Demise of baby rock
Baby rock was my rock. It was a Chert stone smoothed by eons of erosion and I found it in a streambed in Morrow Mountain State Park, North Carolina when I was still in diapers. It was about the size and color of fox pup curled up for a nap...or perhaps a very thick paperback book. It weighed 4-ish pounds and fit on my chest when I was four. Baby rock is a silly family heirloom and now my sister wants it for her new house. She wants it as a piece of her rock fireplace.LIFE IN SCHOOL CLASSROOM
My mother was a ninth grade English teacher and year in and year out she would deplete an assortment of items at her school to be used in her classroom as the "student hall pass." If I have to explain what a hall pass is, think about the times you've gone to certain gas stations where the bathroom doors were outside the building and locked.
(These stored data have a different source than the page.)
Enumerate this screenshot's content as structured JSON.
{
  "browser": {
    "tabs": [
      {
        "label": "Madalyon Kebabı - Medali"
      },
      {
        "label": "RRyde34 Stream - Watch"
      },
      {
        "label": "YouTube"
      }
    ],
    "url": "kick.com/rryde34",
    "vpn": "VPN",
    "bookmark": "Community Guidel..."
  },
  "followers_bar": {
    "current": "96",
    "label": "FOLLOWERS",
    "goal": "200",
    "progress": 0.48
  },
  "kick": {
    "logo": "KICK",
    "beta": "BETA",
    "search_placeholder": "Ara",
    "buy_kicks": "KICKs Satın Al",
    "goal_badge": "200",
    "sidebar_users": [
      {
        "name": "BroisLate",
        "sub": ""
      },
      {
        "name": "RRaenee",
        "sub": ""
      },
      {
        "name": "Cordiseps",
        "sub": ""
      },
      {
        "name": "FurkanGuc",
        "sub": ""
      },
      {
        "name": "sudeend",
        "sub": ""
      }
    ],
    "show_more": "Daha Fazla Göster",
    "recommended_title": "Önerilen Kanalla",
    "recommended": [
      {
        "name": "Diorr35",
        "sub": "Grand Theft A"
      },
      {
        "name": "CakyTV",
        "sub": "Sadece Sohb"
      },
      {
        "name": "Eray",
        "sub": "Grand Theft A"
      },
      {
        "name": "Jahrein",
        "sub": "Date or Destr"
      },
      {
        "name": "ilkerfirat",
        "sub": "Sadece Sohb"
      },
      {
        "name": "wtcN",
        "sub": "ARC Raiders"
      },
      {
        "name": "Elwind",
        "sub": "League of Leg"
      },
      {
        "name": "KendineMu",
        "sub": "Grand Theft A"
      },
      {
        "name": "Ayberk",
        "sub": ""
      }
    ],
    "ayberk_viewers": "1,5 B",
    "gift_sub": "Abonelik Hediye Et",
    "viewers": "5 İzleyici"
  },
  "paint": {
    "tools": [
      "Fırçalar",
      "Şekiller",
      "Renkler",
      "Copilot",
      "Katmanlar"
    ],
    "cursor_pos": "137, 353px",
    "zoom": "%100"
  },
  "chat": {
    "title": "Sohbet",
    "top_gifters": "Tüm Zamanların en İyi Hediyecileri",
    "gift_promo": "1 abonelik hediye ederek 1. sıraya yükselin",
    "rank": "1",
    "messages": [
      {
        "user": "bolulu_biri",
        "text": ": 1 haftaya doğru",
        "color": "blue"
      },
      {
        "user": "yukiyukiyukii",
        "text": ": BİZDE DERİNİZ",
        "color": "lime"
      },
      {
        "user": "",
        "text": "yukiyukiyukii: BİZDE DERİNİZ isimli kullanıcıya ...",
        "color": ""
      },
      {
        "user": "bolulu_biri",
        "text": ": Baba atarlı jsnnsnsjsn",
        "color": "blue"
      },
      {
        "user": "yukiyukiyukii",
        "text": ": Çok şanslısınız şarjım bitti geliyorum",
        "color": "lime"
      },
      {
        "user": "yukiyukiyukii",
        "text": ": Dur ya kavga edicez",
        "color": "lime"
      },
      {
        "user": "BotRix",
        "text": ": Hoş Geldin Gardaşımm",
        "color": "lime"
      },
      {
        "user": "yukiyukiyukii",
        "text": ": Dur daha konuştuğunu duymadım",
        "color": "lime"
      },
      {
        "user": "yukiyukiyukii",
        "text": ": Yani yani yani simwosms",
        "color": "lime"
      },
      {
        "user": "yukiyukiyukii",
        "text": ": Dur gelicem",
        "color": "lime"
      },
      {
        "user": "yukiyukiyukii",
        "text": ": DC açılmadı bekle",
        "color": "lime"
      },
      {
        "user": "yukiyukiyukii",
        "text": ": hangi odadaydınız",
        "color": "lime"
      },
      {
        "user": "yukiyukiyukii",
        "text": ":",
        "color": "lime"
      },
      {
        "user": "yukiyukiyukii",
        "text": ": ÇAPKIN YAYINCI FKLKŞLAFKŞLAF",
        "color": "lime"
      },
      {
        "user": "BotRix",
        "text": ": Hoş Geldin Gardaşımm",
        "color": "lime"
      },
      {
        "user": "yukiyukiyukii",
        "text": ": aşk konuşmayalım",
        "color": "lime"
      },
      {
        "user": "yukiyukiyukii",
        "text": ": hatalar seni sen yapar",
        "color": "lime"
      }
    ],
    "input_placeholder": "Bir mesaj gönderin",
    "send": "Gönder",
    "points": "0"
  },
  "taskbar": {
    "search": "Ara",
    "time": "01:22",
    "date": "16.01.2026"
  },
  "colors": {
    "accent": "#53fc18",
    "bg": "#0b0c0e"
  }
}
Those inconvenient times, where you were required to first ask the clerk inside for the key to the men's or women's bathroom. The key(s) is kept at the cashier and it is frequently found wired to a large item so that it doesn't walk off or easily fit in one's pocket. Examples I've seen in my past include a toilet plunger, a wisk detergent bottle and a hammer. Well a "student hall pass" at my mom's classroom was a singular item of sufficient size to not be easily lost nor pocketed. I think past items have included a 2 foot section of 2x4 lumber that I had made her in ninth grade shopclass which I'd burnt, varnished and routed the name "RUSSELL" in. Did I mention that there was depletion? From time to time the "student hall pass" would grow legs and walk off and therefore occasionally needed to be replaced. One item that lasted and grew into a legend in it's own right was this Chertstone we call "Baby rock." So from it's humble beginnings in a streambed with thousands of sister stones, cobbles and pebbles, Baby rock found himself thrust into a place of daily usage on the front right corner of my mother's teacher desk in her classroom. Mrs. Russell's hall pass version 19.0.
THE PERPETUITY OF PRANKSTERISM and THE SCENE OF THE CRIME
Students of a certain age can kindly be described as "prankstery." Ninth graders are of that certain age. So the inevitable kidnapping of Mrs. Russell's hall pass, and rekidnapping of it eventually, was a crime foisted on my Mother and the "student hall pass" habitually. The scene of the crime never changed even as the names of the perps changed from one period of the day to the next and even from one school year to the next. So for example fourth period you might have a redheaded solo miscreant singlehandedly responsible for the crimes, in second period it might be a team of two or even three intertwined accompli. Younger siblings even, have been known to have the same teachers and to perform the same legacy pranks even years after the original perp(s) had matriculated. And that's just how it is when you're a ninth grade teacher. Oh yeah, the scene of the crime was always the same, the front right corner of the teacher's desk. Sometimes there would be a ransom note, and sometimes there wouldn't.